Camarines Sur Rep. Luis Raymund Villafuerte asked Malacañang and Congress to raise the outlay of the DAR in the proposed P5.024-trillion national budget for 2022. This, he said, will allow the agency to carry out its plan to develop or consolidate farms into 50-hectare plantations devoted to the specialized commercial production of specific crops.

“Consolidating small farm lots into mega farms for commercial farming is the only way to dramatically boost agricultural output and farmers’ incomes, even at this time of the pandemic, as such consolidation will lead to economies of scale,” Villafuerte said in a statement.

“The development of ‘mega farms’ for either priority or high-value crops will help the country attain food security, if not sufficiency, and turn the often anemic agricultural production into a growth driver that will let us achieve soon enough a strong and sustainable recovery from the pandemic-induced global recession.”

The Department of Budget and Management (DBM) has committed to submit to Congress on August 23 the government’s 2022 National Expenditure Program (NEP), which will be the last spending program of the Duterte administration.

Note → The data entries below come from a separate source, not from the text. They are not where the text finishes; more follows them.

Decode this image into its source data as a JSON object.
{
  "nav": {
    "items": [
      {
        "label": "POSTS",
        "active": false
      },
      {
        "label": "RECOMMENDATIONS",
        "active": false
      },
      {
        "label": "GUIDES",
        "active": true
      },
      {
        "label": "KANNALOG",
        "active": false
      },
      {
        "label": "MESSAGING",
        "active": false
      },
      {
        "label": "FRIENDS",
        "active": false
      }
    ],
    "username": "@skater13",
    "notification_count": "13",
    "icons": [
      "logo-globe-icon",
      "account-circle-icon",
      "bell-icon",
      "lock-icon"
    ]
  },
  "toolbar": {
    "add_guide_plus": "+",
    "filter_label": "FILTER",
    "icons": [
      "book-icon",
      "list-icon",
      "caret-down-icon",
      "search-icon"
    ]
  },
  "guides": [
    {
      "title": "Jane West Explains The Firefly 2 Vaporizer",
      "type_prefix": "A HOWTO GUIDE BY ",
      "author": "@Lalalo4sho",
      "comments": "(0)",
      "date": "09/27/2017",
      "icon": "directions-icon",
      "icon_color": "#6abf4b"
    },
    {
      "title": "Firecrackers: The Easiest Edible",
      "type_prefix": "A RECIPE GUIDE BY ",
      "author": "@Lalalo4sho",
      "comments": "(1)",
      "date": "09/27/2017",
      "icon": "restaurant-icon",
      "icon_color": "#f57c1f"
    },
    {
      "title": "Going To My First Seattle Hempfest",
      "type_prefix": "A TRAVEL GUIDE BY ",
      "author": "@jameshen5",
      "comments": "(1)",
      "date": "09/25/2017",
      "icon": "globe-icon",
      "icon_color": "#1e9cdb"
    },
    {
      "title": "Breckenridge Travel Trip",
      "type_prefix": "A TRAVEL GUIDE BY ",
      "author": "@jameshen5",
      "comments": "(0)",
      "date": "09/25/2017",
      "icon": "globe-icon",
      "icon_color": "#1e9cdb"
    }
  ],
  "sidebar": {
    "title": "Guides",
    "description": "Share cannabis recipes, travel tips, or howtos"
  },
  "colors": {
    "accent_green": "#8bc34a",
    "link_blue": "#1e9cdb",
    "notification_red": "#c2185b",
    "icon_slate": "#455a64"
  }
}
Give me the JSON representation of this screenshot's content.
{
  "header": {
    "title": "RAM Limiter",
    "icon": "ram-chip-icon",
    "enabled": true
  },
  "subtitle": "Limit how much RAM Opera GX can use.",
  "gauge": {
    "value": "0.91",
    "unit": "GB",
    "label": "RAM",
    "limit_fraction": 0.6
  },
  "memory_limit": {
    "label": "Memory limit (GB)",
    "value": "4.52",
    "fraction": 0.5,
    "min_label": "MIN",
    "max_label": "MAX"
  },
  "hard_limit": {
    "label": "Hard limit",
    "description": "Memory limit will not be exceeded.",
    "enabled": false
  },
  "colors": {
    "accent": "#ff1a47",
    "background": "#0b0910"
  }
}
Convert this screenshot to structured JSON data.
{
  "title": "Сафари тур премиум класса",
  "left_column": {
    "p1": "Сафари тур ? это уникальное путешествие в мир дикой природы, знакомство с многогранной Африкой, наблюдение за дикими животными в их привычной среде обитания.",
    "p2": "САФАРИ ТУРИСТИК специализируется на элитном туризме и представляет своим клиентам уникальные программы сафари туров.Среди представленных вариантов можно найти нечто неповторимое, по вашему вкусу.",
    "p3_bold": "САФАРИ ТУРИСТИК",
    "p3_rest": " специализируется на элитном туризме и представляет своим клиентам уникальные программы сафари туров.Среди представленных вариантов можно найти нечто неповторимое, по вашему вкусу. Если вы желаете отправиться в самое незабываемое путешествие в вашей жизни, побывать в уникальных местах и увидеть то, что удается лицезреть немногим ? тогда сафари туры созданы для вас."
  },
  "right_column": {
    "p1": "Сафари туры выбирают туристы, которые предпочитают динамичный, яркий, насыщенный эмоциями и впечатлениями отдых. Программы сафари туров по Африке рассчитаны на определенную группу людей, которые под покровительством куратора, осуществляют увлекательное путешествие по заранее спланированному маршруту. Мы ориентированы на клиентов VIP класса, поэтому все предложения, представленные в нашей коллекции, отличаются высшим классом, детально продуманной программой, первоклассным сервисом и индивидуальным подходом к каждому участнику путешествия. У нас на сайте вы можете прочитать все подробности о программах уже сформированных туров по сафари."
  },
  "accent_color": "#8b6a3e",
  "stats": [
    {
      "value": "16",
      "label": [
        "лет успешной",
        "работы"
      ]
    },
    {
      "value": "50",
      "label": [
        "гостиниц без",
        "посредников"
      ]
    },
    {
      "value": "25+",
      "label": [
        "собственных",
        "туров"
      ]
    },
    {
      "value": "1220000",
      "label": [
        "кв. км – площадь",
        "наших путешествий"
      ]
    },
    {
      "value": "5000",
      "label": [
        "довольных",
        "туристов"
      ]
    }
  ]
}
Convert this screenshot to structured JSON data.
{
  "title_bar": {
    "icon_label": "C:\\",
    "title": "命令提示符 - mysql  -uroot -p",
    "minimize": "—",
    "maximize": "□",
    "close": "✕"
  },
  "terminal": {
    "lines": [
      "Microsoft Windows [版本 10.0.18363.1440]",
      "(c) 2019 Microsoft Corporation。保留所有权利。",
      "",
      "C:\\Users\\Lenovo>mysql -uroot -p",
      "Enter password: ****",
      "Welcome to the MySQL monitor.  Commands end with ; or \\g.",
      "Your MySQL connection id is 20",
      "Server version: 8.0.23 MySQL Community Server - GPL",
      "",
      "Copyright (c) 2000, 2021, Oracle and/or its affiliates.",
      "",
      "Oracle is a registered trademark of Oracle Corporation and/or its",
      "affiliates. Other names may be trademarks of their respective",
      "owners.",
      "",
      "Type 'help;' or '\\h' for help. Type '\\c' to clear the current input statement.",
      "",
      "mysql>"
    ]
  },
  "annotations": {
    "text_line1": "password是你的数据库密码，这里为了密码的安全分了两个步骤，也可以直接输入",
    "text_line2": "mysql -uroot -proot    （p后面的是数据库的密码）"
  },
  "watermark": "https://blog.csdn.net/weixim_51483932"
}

Villafuerte said agriculture’s negative growth of minus 2.5 percent in the January-to-June period should serve as “a wake-up call” for legislators to help the Duterte administration reverse the farm sector’s anemic growth by allocating a bigger budget for the DAR in the NEP for 2022.

Citing Philippine Statistics Authority (PSA) data, Villafuerte said the value of agricultural output in January to June suffered its biggest drop in five years, or since this sector contracted 3.6 percent in the first half of 2016.

Before the PSA’s announcement of negative growth for the year’s first semester, he said the Department of Agriculture had already lowered its full-year growth target from the previous 2.5 percent to just 2 percent, in apparent anticipation of a weaker performance resulting from the impact of the Covid-19 and African swine fever outbreaks, among others.

Last year, Villafuerte said he pushed a higher allocation for the DAR during the House committee deliberations on the then-DAR budget for 2021.

In particular, the lawmaker said he sought for an increase of P3 billion to P5 billion in the DAR’s 2021 outlay so it could finally carry out its Mega Farms and Food Security Program.

“The DAR submitted the mega farms proposal to the House. I have expressed support for this concept as it involves consolidating farms now owned by beneficiaries into 50-hectare plantations in order to develop these for commercial farming. This presents us with the only way to liberate the farmer-beneficiaries of CARP [Comprehensive Agrarian Reform Program] from subsistence farming,” Villafuerte said.

He had suggested a higher 2021 budget for DAR upon learning during a committee hearing that the DBM approved an allocation of only P8.8 billion for DAR last year, which was 7 percent lower than the department’s budget of P9.5 billion for 2020.

The lawmaker said DAR Undersecretary Bernie Cruz also told Congress that the department will not have enough funds to implement its Mega Farms and Food Security Program.